Senin, 04 Desember 2017

Terima Kasih

Namanya siapa? tanya seorang guru menghampiri saya. Fidelis, Bu, kata saya membungkuk meraih tangannya. Wajahnya yang tua memandangi wajah saya. Ya, ampun, Fidelis, kamu berubah banget. Saya membalasnya dengan senyuman. Mungkin yang diingatnya adalah Fidelis yang mungil dan manis di SMP dulu. Main ke rumah ya, katanya. Iya, Bu, kata saya.

Percakapan kami terhenti oleh instruksi dari panitia yang meminta setiap yang hadir melambaikan tangan pada drone yang akan mengabadikan kami. Kami melambai ke atas, berteriak seperti anak kecil. Puisi GM seketika hadir di benak saya. Sesuatu yang kelak retak dan kita membikinnya abadi.

Selesai drone mengabadikan kami, kembali ia menawari untuk main ke rumahnya. Saya mengangguk. Masih di Ceger kan, Bu? tanya Oma, seorang teman di samping saya. Masih, jawabnya. Siap, Bu, kata teman saya, nanti kita main ke sana. Bu guru kami tersenyum, lalu kembali ke tempat yang disediakan panitia untuk para guru.

Gua lupa, Ma, kata saya kepada Oma. Namanya bu siapa ya? tanya saya. Bu Rosmawinil, jawabnya. Oh iya, kata saya. Namanya terasa dekat, sesuatu yang akrab di telinga saya, tapi saya lupa.

Ngajar apa dulu? tanya saya. Dia berpikir sejenak. Ngajar bahasa inggris kayaknya, jawabnya. Bahasa inggris bukannya Bu Mira? tanya saya lagi. Oma berusaha mengingat-ingat lagi. Matematika, kali ya? katanya. Saya nyengir. Saya berusaha keras untuk mengingatnya. Dan saya masih tetap tidak ingat.

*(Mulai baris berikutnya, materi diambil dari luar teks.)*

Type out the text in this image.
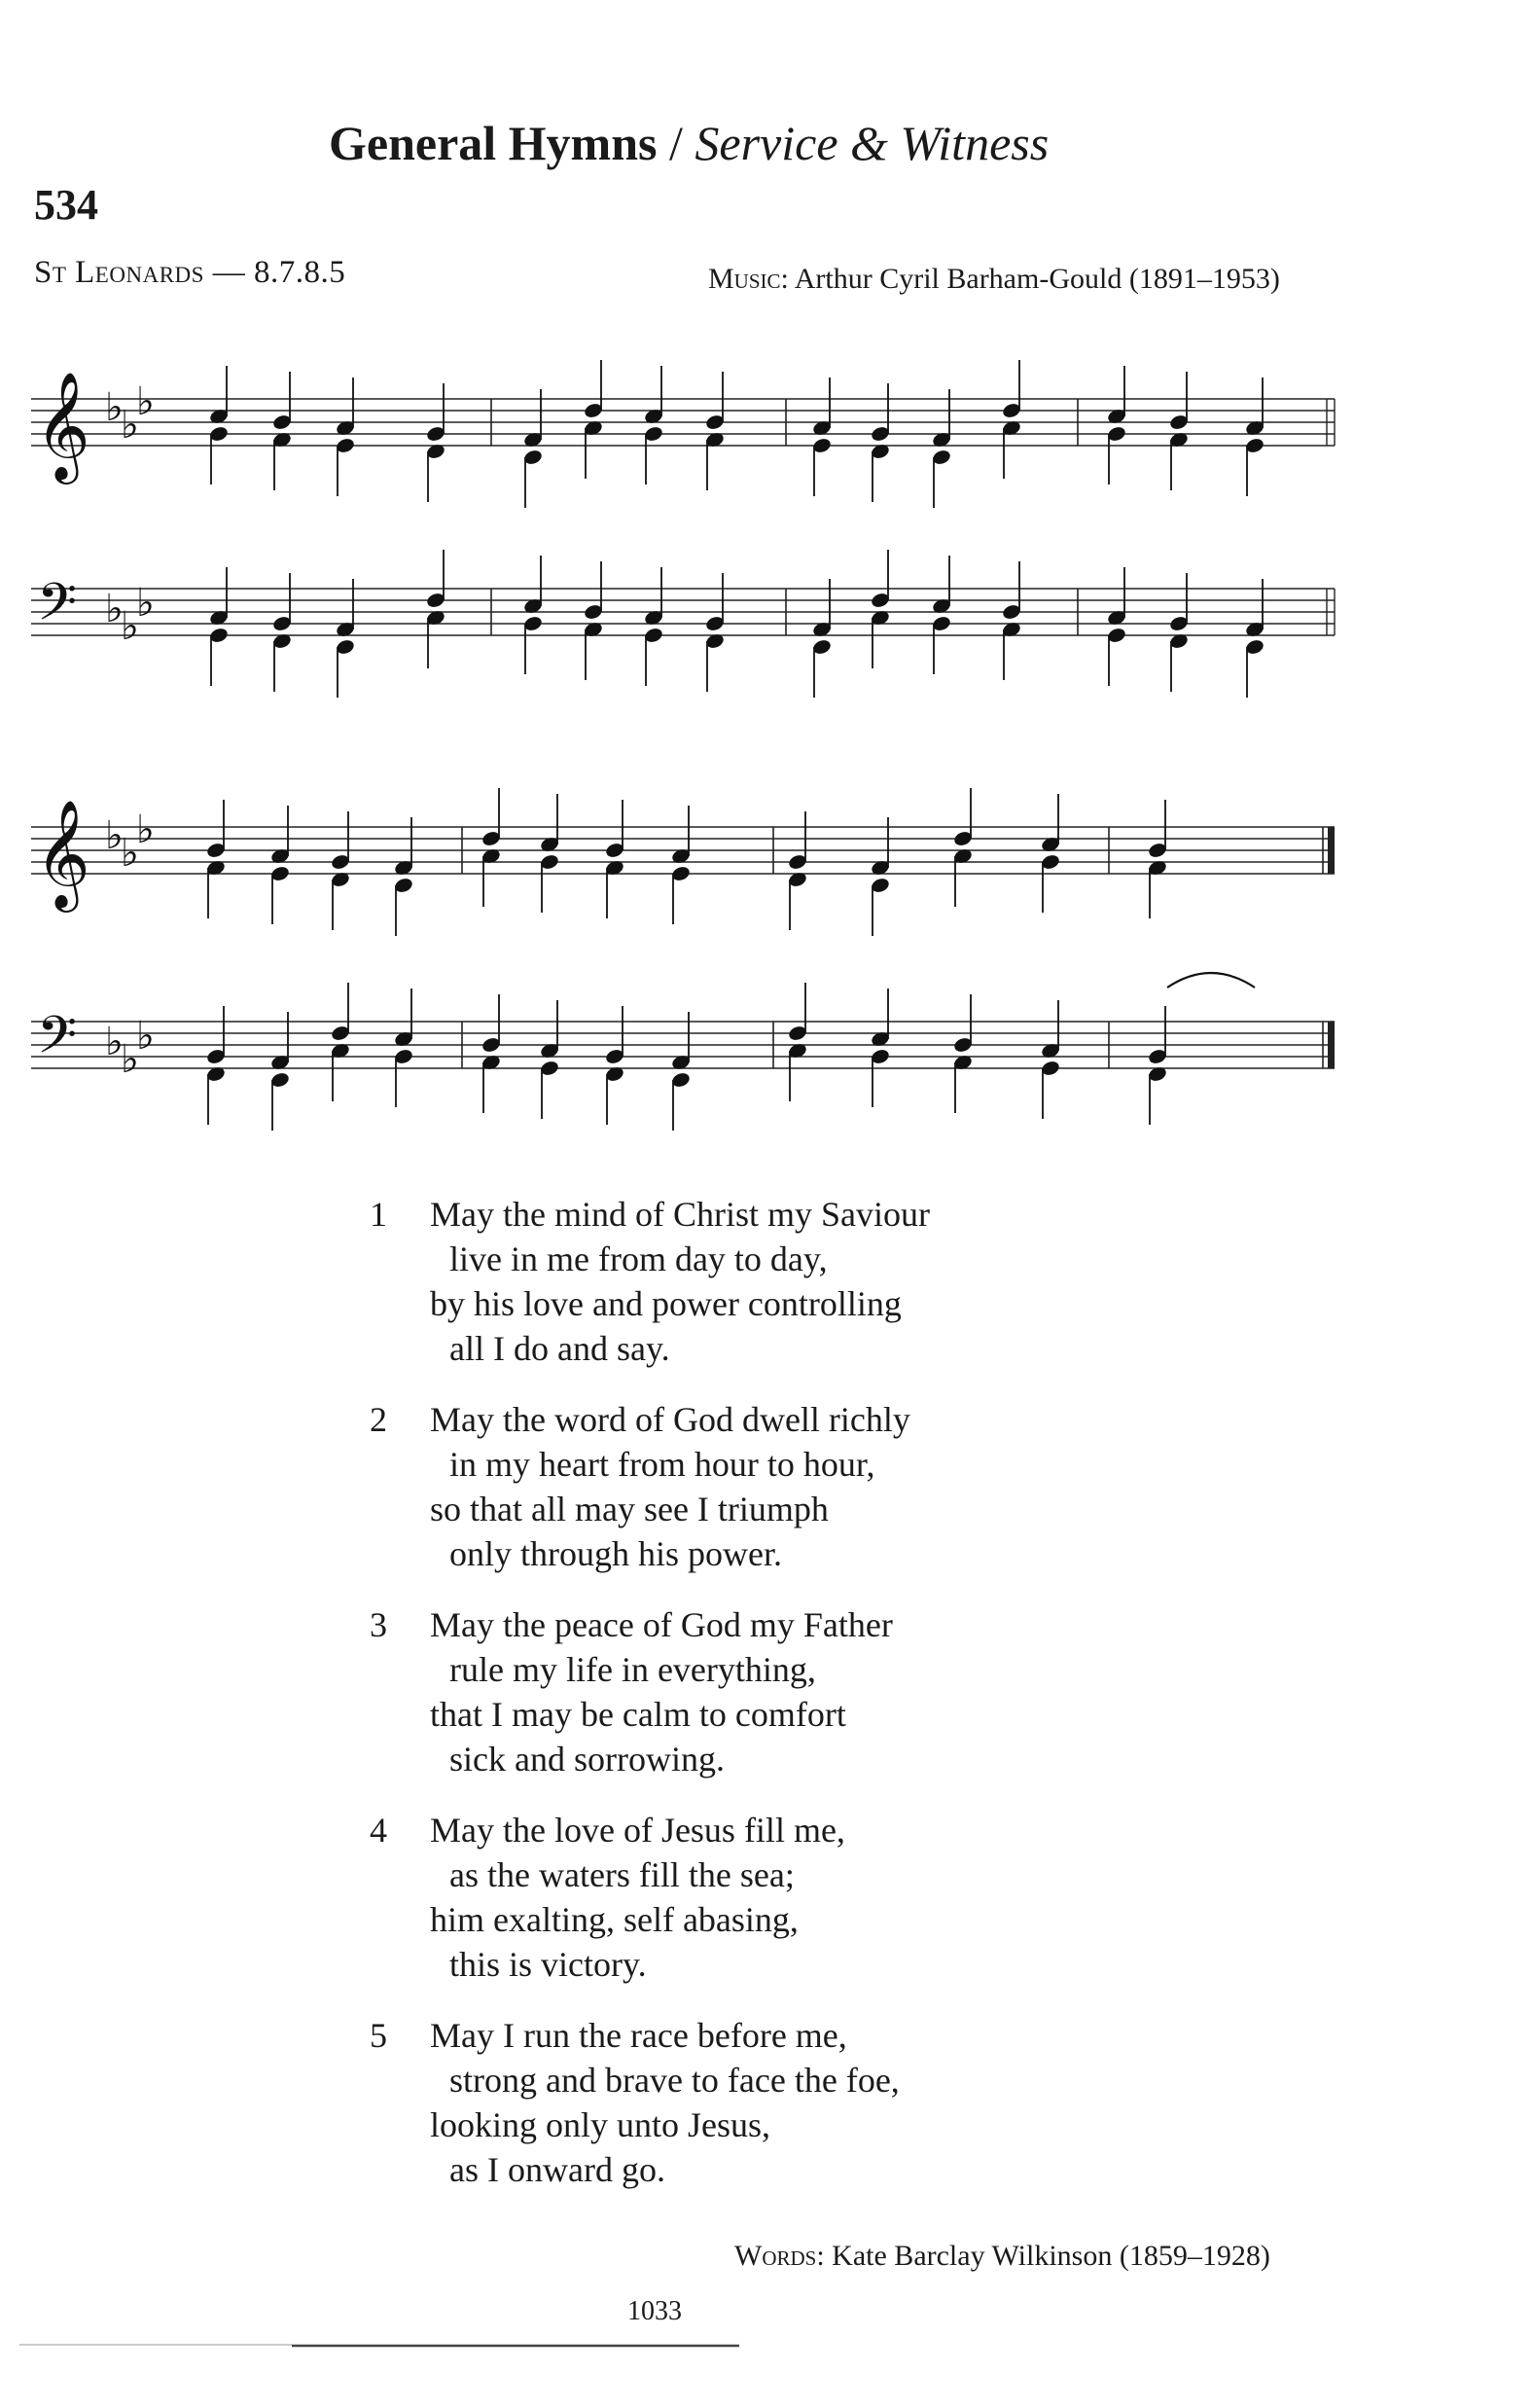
General Hymns / Service & Witness
534
St Leonards — 8.7.8.5	Music: Arthur Cyril Barham-Gould (1891–1953)
𝄞 ♭
♭
♭
𝄢 ♭
♭
♭
𝄞 ♭
♭
♭
𝄢 ♭
♭
♭
1	May the mind of Christ my Saviour
live in me from day to day,
by his love and power controlling
all I do and say.
2	May the word of God dwell richly
in my heart from hour to hour,
so that all may see I triumph
only through his power.
3	May the peace of God my Father
rule my life in everything,
that I may be calm to comfort
sick and sorrowing.
4	May the love of Jesus fill me,
as the waters fill the sea;
him exalting, self abasing,
this is victory.
5	May I run the race before me,
strong and brave to face the foe,
looking only unto Jesus,
as I onward go.
Words: Kate Barclay Wilkinson (1859–1928)
1033
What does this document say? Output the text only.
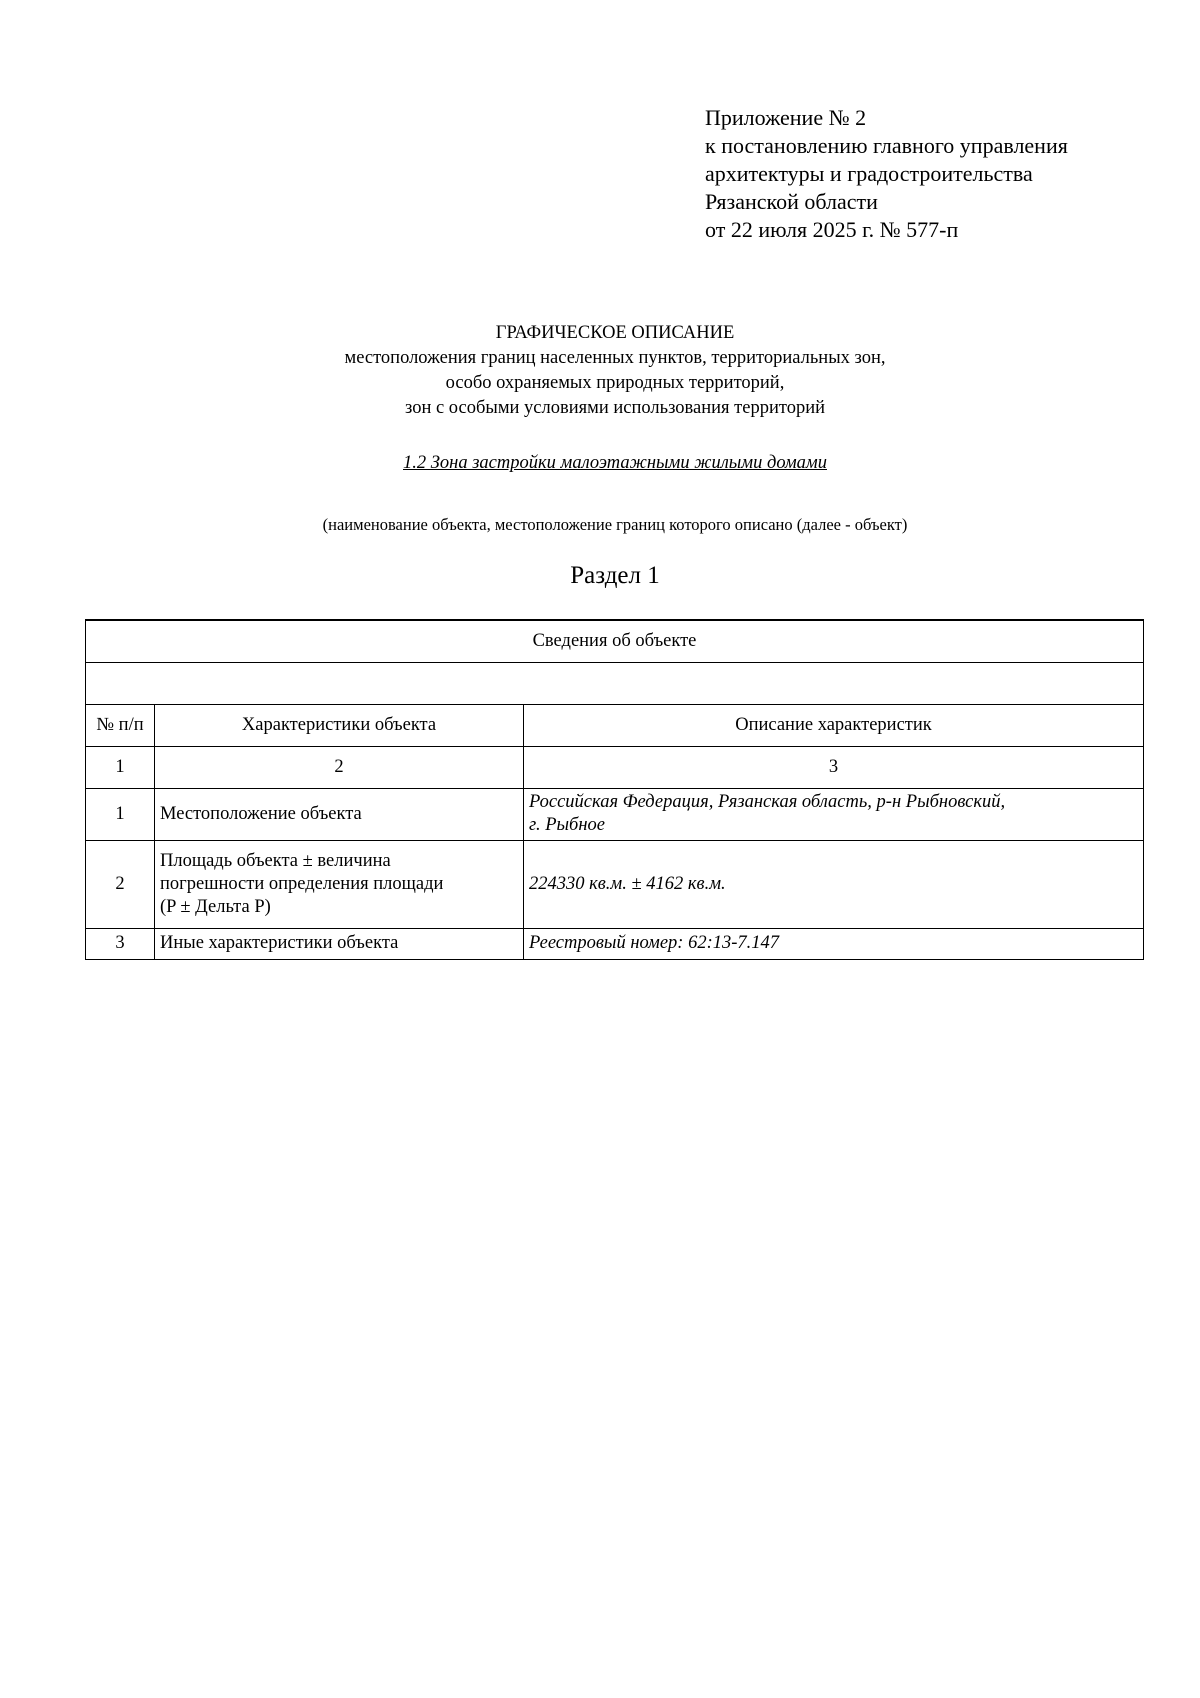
Приложение № 2
к постановлению главного управления
архитектуры и градостроительства
Рязанской области
от 22 июля 2025 г. № 577-п
ГРАФИЧЕСКОЕ ОПИСАНИЕ
местоположения границ населенных пунктов, территориальных зон,
особо охраняемых природных территорий,
зон с особыми условиями использования территорий
1.2 Зона застройки малоэтажными жилыми домами
(наименование объекта, местоположение границ которого описано (далее - объект)
Раздел 1
Сведения об объекте		

№ п/п	Характеристики объекта	Описание характеристик
1	2	3
1	Местоположение объекта	Российская Федерация, Рязанская область, р-н Рыбновский,
г. Рыбное

2	Площадь объекта ± величина
погрешности определения площади
(P ± Дельта P)	224330 кв.м. ± 4162 кв.м.
3	Иные характеристики объекта	Реестровый номер: 62:13-7.147
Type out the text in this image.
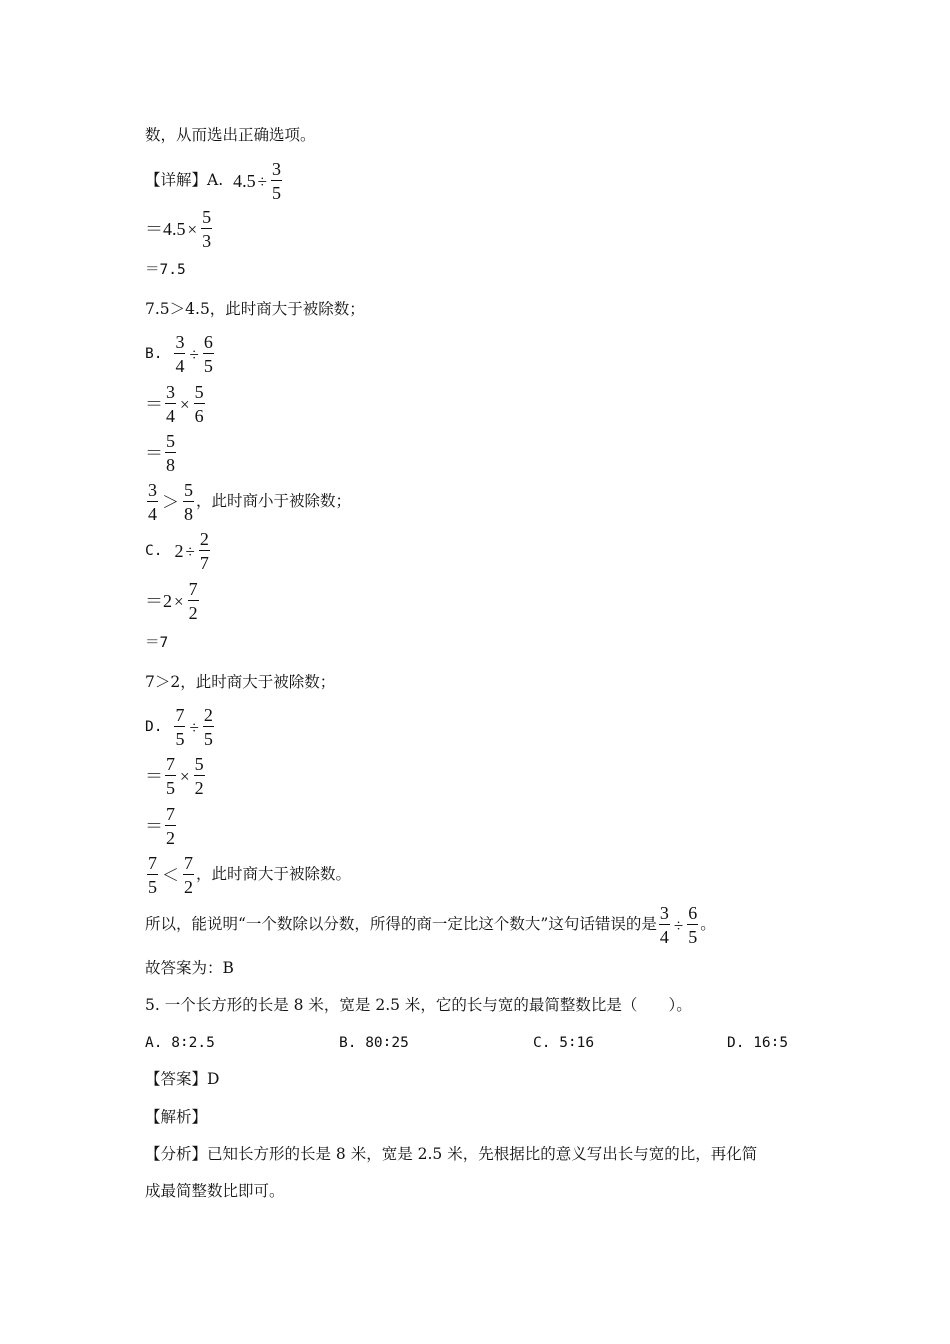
数，从而选出正确选项。
【详解】A. $4.5 \div \frac{3}{5}$
$=4.5 \times \frac{5}{3}$
＝7.5
7.5＞4.5，此时商大于被除数；
B. $\frac{3}{4} \div \frac{6}{5}$
＝ $\frac{3}{4} \times \frac{5}{6}$
＝ $\frac{5}{8}$
$\frac{3}{4} > \frac{5}{8}$ ，此时商小于被除数；
C. $2 \div \frac{2}{7}$
$=2 \times \frac{7}{2}$
＝7
7＞2，此时商大于被除数；
D. $\frac{7}{5} \div \frac{2}{5}$
＝ $\frac{7}{5} \times \frac{5}{2}$
＝ $\frac{7}{2}$
$\frac{7}{5} < \frac{7}{2}$ ，此时商大于被除数。
所以，能说明“一个数除以分数，所得的商一定比这个数大”这句话错误的是 $\frac{3}{4} \div \frac{6}{5}$ 。
故答案为：B
5. 一个长方形的长是 8 米，宽是 2.5 米，它的长与宽的最简整数比是（　　）。
A. 8∶2.5	B. 80∶25	C. 5∶16	D. 16∶5
【答案】D
【解析】
【分析】已知长方形的长是 8 米，宽是 2.5 米，先根据比的意义写出长与宽的比，再化简
成最简整数比即可。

27 tahun memang bukanlah waktu yang singkat. Ingatan telah tertimbun oleh banyak hal dan peristiwa. Saya pandangi wajah teman-teman saya. Wajah dan tubuh mereka berubah. Beberapa teman perempuan kini mengenakan jilbab. Tubuhnya mekar. Teman-teman lelaki juga demikian. Banyak yang perutnya berubah seperti galon Aqua. beberapa masih dapat saya kenali, sebagian lagi lupa-lupa ingat. Sebagian lagi benar-benar lupa. Kita memang tak selalu bisa mengandalkan ingatan ya?

Du, elo masih inget guru-guru kita itu? tanya saya kepada Edward teman saya. Sebagian, jawabnya. Guru-guru kita masih ada gak yang inget sama elo? tanya saya lagi. Kagak! jawabnya. Tawa kami lantas berderai-derai.

Kemudian kami masuk pada acara pemberian bunga dan kenang-kenangan kepada para guru. Guru-guru kami berdiri di bagian ruangan yang dijadikan panggung. Kami, para murid berbaris, maju satu per satu menyalami para guru.

Neneng, seorang teman kami, membacakan puisi dan menyanyikan lagu ungkapan terima kasih kepada para guru. Saya membungkuk meraih tangan guru-guru saya, mengucapkan kata-kata terima kasih. Tiba di hadapan Bu Rosmawinil, saya tak dapat menahan diri untuk tidak memeluknya. Saya mendekapnya erat seperti memeluk ibu saya sendiri. Saya menangis sugugukan di pundaknya. Air mata saya jatuh di jilbabnya. Saya biarkan perasaan saya mengalir. Untuk hal-hal yang sempat terlupakan, untuk hal-hal yang belum mampu lagi saya ingat, dan untuk apa yang telah didedikasikannya bagi kami.

Terima kasih, Bu, telah hadir dan memberi di hidup kami.